Because $m \le b$, it follows that the mapping $\delta(x, \Sigma)$ is surjective. In other words, $m \le b$ implies that every state has at least one transition to any other state. Any change to this mapping will shift it. As $E \neq \varnothing$, any shifted mapping $\delta'$ will lead to at least 1 digit $d$ such that $\delta(x, d) \in E$ and $\delta'(x, d) \notin E$.

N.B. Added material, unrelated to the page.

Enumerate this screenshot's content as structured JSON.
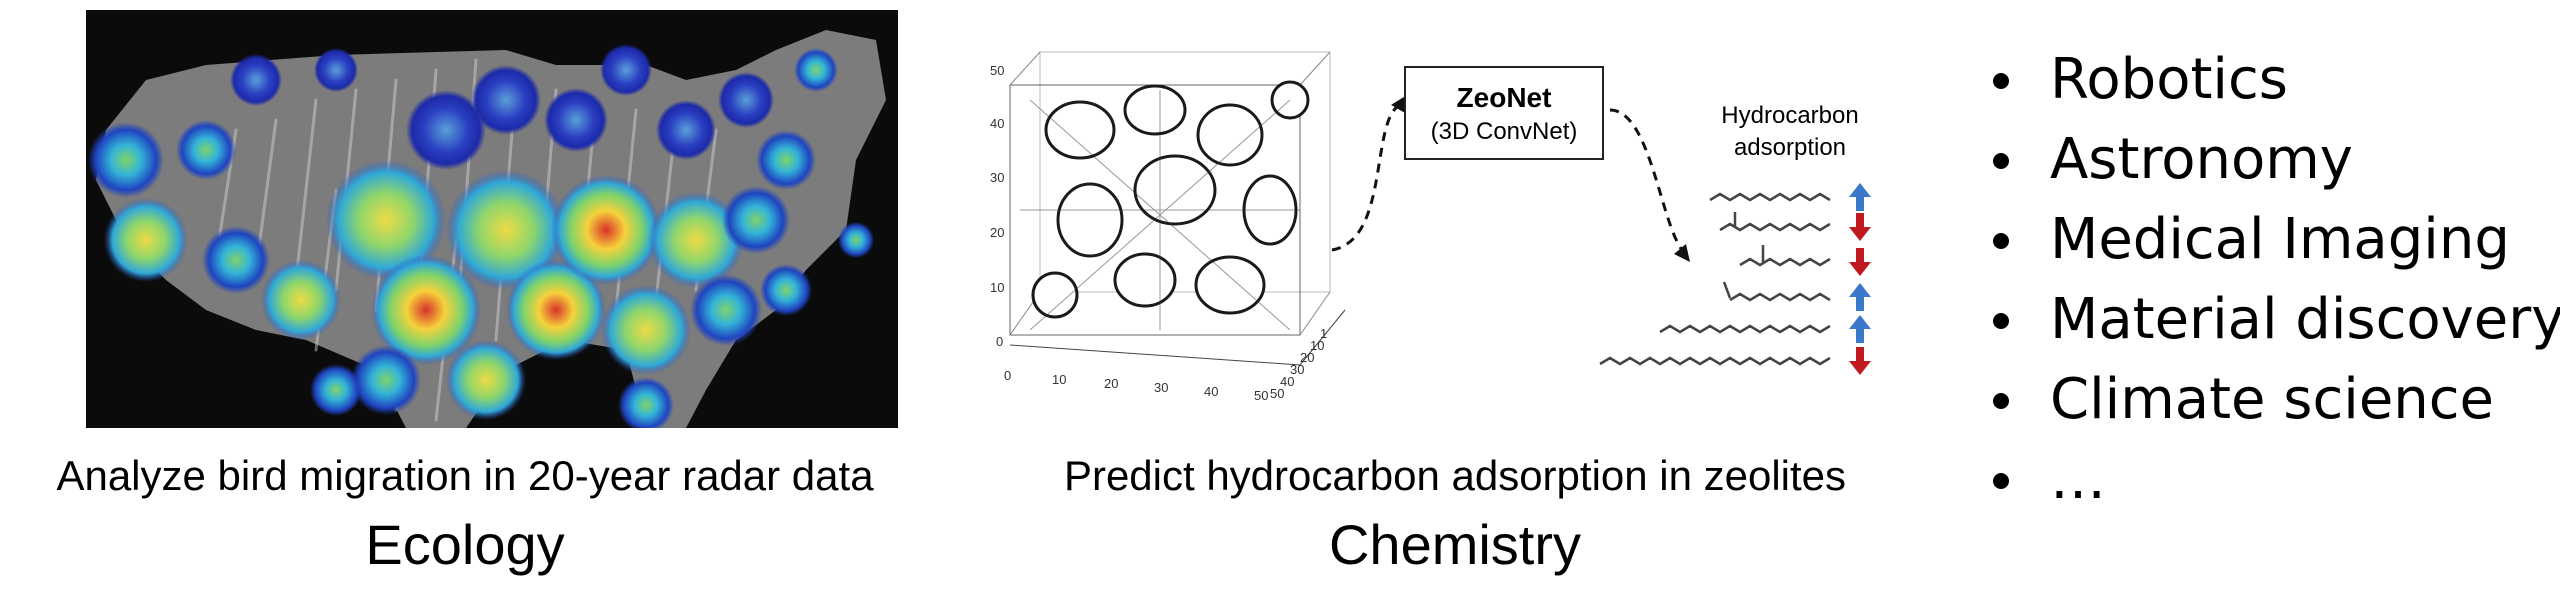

Thus, 2 states $x,y \in Z$ are equivalent if and only if they have equivalent mappings which is equivalent to: \begin{aligned} \delta(x, \Sigma) = \delta(y, \Sigma) &\Leftrightarrow \delta(x, d) = \delta(y, d) \quad \forall d \in \Sigma \\ &\Leftrightarrow xb + d \bmod m = yb + d \bmod m \\ &\Leftrightarrow xb + d \equiv yb + d \mod{m} \\ &\Leftrightarrow xb \equiv yb \mod{m} \\ &\Leftrightarrow xb - yb \equiv 0 \mod{m} \\ &\Leftrightarrow (x-y) \cdot b \equiv 0 \mod{m} \\ &\Leftrightarrow x-y \equiv 0 \mod{\frac{m}{\gcd(b, m)}} \\ &\Leftrightarrow x \equiv y \mod{\frac{m}{\gcd(b, m)}} \end{aligned}

### First corollary

It follows, that if $m \le b$, $E \neq \varnothing$ and $\gcd(b, m) = 1$, then no states can be combined and the minimal automation has $m$ states.

### Second corollary

If $m \le b$ and $E \neq \varnothing$, then the amount of states $Z'$ (before splitting each equivalence class in final states and non final ones as shown in the theorem) is equal to the following set of orbits: $Z' = (\mathbb{Z}/m)/\langle \overline{m / \gcd(b, m)} \rangle$

### Example implementation

This Java method uses the results above to compute the equivalence classes efficiently:

public static List<List<Integer>> computeEquivalenceClasses(int b, int m, HashSet<Integer> finalStates) {
assert m <= b;
assert !finalStates.isEmpty();

// Union-Find datastructure, preferrably with union-by-rank and path compression
UnionFind equivalenceClasses = new UnionFind(m);

int bmgcd = Euklidian.gcd(b, m);

if (bmgcd == 1) {
return equivalenceClasses.getDisjointSets();
}

int optimizedM = m / bmgcd;

// loop through every set in the new set of equivalence classes
for (int anchor = 0; anchor < optimizedM; anchor++) {

int current = anchor; // [anchor] is the equivalence class
// oppositeAnchor is the element that is final if anchor is intermediate
// and intermediate if anchor is final
// if oppositeAnchor == anchor, then it is considered as not yet found
int oppositeAnchor = anchor;

boolean anchorFinal = finalStates.contains(anchor);

for (;;) {
current = (current + optimizedM) % m;

if (current == anchor) {
break;
}

boolean currentFinal = finalStates.contains(current);

if (currentFinal == anchorFinal) {
equivalenceClasses.union(current, anchor);
}
else if (oppositeAnchor == anchor) {
// "initialize" oppositeAnchor
oppositeAnchor = current;
}
else {
equivalenceClasses.union(current, oppositeAnchor);
}
}

}

return equivalenceClasses.getDisjointSets();
}


If we use a union-find datastructure with union in $O(1)$ (e.g. union-by-rank with path compression), then the complexity of the algorithm is $O(m)$ which is much better than $O(b \cdot m^2)$.

### Case when m > b

In case $m > b$ the equivalence relation depends very much on the set of final states $E$. With the Myhill Nerode theorem we get: \begin{aligned} x \sim y &\Leftrightarrow (xc \in L \Leftrightarrow yc \in L \quad \forall c \in \Sigma^*) \\ &\Leftrightarrow (x \cdot b^{|c|} + c \bmod m \in E \Leftrightarrow y \cdot b^{|c|} + c \bmod m \in E) \end{aligned}

## Conclusion

With the above theorem it is easy to implement a much faster algorithm that computes equivalent states. It also gives an intuition, why for example it is harder to test whether a decimal number is divisible by 9 than to test whether a decimal number is divisible by 5, if we measure “hardness” by the amount of states in the minimal DFA. It is the case because $\gcd(5, 10) = 5$ and $\gcd(9, 10) = 1$.